SAN CASCIANO VAL DI PESA – Una serie ravvicinata di interventi del Nucleo Carabinieri forestale di San Casciano Val di Pesa ha portato alla scoperta di tre episodi di smaltimento illecito di rifiuti tramite combustione, tutti avvenuti nello stesso territorio comunale.
Il primo caso è stato individuato in via di Pergolato, dove i militari hanno notato una densa colonna di fumo proveniente da un’area recintata, che i militari appuravano essere adibita a deposito incontrollato di rifiuti. All’interno un uomo stava bruciando materiali eterogenei, tra cui rottami ferrosi, cavi elettrici con guaina, materiali plastici di varia natura, tubi corrugati in Pvc, e imballaggi in multimateriali (carta e polimeri plastici) i quali per loro destinazione d’uso, possono essere contaminati da residui di prodotti chimici (cementi e intonaci premiscelati). Il sito mostrava evidenti segni di combustioni ripetute, configurando una pratica sistematica di smaltimento illecito. Il responsabile, già noto alle forze dell’ordine, è stato segnalato all’autorità giudiziaria.

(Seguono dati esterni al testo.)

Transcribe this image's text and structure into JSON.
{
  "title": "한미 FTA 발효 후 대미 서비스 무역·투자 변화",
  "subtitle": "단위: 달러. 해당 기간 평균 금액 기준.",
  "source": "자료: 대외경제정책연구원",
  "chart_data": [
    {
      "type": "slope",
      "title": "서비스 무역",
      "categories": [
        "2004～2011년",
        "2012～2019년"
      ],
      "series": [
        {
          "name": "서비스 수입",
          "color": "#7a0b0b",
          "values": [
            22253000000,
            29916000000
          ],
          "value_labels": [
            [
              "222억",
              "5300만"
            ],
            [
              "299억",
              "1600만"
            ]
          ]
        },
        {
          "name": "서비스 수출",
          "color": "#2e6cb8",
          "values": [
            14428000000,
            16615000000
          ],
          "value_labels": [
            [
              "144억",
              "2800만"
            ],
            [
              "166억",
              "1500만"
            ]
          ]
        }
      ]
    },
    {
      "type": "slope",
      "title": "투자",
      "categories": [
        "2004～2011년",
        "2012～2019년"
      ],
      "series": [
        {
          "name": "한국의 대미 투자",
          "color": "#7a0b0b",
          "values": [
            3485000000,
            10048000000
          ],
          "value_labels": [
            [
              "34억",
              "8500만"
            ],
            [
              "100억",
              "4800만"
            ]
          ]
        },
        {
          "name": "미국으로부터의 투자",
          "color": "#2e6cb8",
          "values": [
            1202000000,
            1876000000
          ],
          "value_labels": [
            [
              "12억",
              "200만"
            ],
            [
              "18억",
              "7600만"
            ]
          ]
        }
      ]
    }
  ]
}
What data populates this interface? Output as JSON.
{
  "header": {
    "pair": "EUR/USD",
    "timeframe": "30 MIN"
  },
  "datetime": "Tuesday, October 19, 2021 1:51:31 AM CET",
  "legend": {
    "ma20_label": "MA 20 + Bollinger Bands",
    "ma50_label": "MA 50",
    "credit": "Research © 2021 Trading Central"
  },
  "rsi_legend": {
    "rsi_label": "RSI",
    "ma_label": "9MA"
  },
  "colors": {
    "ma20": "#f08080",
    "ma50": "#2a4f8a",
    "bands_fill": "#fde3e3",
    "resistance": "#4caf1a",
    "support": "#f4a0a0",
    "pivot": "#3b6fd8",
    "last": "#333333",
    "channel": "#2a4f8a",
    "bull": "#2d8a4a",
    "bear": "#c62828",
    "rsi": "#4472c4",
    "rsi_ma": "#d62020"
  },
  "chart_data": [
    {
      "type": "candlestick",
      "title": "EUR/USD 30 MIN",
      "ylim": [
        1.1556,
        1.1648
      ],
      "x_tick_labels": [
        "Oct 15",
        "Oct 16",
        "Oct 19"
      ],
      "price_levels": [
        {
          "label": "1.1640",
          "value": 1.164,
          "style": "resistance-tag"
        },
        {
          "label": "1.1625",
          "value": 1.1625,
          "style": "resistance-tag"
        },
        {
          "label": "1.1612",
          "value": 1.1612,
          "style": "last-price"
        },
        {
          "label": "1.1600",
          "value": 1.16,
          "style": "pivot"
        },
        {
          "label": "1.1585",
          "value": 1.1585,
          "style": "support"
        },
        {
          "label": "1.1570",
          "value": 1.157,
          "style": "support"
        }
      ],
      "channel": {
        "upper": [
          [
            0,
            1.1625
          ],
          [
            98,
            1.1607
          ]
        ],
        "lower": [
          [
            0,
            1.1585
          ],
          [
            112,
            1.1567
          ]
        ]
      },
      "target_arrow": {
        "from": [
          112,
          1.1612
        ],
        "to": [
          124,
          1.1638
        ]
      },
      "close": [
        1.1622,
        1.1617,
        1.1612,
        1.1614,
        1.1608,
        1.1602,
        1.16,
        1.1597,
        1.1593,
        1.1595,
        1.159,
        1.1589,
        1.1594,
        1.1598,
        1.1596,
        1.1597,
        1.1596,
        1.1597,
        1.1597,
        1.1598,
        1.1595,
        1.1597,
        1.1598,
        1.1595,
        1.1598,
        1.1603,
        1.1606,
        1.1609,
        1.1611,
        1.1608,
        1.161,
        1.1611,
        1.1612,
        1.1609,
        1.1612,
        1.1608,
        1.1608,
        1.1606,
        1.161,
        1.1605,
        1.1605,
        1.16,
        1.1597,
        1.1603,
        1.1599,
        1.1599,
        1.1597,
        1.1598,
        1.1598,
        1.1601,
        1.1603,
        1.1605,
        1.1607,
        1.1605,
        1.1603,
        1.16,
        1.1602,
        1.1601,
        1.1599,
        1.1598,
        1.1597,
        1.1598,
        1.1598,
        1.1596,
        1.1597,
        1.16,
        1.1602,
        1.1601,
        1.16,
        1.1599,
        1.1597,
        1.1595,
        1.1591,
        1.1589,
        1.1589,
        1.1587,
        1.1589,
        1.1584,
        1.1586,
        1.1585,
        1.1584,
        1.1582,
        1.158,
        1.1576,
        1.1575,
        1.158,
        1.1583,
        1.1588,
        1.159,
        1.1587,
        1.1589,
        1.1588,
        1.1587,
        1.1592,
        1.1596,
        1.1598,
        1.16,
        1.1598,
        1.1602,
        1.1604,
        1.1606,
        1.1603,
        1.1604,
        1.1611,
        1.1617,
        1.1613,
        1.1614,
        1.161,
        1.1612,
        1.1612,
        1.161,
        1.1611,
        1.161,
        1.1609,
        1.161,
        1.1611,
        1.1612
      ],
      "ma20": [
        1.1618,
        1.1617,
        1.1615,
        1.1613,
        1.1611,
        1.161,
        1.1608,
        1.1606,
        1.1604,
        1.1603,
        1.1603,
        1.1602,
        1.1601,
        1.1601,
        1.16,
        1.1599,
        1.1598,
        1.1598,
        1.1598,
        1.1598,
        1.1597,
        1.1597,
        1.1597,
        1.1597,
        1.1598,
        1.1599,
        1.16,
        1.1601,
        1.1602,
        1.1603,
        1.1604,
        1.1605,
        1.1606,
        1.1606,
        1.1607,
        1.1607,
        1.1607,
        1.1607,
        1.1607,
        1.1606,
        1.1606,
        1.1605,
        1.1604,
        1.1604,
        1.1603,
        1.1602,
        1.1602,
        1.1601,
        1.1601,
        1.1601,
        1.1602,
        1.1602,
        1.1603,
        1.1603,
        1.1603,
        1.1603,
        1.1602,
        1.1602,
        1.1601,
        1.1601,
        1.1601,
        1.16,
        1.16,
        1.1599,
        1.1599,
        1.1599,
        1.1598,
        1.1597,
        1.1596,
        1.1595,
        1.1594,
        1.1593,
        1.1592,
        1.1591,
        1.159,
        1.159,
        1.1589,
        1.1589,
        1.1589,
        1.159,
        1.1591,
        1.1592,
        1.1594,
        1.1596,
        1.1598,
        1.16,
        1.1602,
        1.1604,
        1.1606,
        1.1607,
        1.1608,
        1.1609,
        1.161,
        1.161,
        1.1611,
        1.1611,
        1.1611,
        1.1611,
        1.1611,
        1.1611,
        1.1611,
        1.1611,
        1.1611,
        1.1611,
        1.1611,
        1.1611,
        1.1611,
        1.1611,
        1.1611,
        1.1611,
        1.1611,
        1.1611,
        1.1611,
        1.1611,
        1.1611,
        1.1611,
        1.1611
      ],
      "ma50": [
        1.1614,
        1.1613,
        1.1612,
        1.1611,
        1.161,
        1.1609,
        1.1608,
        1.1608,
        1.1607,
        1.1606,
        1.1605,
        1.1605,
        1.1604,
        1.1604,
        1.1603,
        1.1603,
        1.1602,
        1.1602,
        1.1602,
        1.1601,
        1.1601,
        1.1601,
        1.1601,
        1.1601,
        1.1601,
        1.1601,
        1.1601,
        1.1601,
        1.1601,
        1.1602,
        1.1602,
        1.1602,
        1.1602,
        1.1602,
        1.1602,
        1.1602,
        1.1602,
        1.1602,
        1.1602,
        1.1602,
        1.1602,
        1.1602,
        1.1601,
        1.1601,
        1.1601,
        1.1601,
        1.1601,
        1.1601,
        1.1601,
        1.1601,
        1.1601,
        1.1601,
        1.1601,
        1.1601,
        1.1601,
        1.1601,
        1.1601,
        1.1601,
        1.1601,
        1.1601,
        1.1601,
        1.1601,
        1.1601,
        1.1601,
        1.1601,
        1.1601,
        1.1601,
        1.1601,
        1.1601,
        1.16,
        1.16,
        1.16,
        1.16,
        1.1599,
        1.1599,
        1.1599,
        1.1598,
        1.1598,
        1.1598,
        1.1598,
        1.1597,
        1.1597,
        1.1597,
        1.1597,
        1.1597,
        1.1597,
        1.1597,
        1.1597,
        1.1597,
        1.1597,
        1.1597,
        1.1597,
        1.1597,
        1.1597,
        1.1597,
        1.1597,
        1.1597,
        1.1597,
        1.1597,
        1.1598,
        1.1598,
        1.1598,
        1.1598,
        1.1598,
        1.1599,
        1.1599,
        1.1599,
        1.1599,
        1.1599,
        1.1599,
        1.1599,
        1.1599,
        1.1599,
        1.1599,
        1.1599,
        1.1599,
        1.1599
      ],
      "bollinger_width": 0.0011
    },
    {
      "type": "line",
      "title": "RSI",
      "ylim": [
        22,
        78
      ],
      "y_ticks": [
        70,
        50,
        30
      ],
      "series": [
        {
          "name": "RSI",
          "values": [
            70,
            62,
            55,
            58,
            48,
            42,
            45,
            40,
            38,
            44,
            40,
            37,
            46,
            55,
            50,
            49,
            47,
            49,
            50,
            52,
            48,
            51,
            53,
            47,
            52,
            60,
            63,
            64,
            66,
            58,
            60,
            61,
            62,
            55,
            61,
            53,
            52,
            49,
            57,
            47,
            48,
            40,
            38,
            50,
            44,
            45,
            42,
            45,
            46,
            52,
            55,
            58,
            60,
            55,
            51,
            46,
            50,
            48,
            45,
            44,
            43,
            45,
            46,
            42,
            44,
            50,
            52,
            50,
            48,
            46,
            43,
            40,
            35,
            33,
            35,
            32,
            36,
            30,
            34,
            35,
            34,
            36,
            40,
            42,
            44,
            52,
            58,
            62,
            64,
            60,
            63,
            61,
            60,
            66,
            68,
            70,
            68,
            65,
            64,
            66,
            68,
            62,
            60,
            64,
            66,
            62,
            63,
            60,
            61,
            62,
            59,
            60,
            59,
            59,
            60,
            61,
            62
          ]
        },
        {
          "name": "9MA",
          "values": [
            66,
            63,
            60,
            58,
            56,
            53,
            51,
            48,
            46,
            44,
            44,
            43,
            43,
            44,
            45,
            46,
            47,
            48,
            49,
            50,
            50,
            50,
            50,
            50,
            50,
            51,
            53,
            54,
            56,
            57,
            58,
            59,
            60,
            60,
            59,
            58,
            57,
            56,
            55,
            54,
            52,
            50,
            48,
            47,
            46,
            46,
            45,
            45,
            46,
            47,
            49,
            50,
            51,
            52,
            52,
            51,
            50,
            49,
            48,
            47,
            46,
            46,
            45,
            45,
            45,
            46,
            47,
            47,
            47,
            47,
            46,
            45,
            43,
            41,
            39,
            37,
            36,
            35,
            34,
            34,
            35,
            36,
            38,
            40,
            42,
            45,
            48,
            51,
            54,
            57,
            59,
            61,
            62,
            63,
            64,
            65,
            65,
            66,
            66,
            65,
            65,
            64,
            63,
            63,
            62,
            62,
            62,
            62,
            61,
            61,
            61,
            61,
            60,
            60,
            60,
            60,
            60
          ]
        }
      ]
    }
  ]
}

Un secondo episodio è stato accertato in via Borromeo, all’interno di un cantiere edile, dove un operaio alimentava un cumulo già in fiamme con sacchi di cemento e intonaco. L’uomo ha dichiarato di agire su indicazione del rappresentante legale della ditta: entrambi sono stati denunciati per smaltimento illecito di rifiuti.
Il terzo intervento è avvenuto in via Sandro Pertini, dove i militari hanno sorpreso personale di cantiere intento a bruciare rifiuti speciali, tra cui un telone in plastica, imballaggi in plastica e sacchi di cemento. Anche in questo caso sono scattate le segnalazioni nei confronti del direttore dei lavori e del responsabile materiale dell’abbruciamento.
Gli episodi denunciati richiamano una criticità purtroppo già nota in diverse aree del paese: lo smaltimento illecito di rifiuti speciali tramite abbruciamento a terra può rappresentare non solo un grave danno ambientale, ma anche un serio rischio per la salute pubblica. In questo contesto, appare inevitabile il riferimento al fenomeno ben più imponente che ha investito la cosiddetta Terra dei fuochi, determinando anche di recente un aggiornamento normativo di stringente contrasto alle pratiche di combustione illegale e traffico di rifiuti, inasprendo le sanzioni. Resta centrale la necessità di monitoraggio costante del territorio da parte delle forze dell’ordine e di una collaborazione attiva tra istituzioni e cittadini, senza le quali anche gli strumenti più avanzati rischiano di rimanere inefficaci.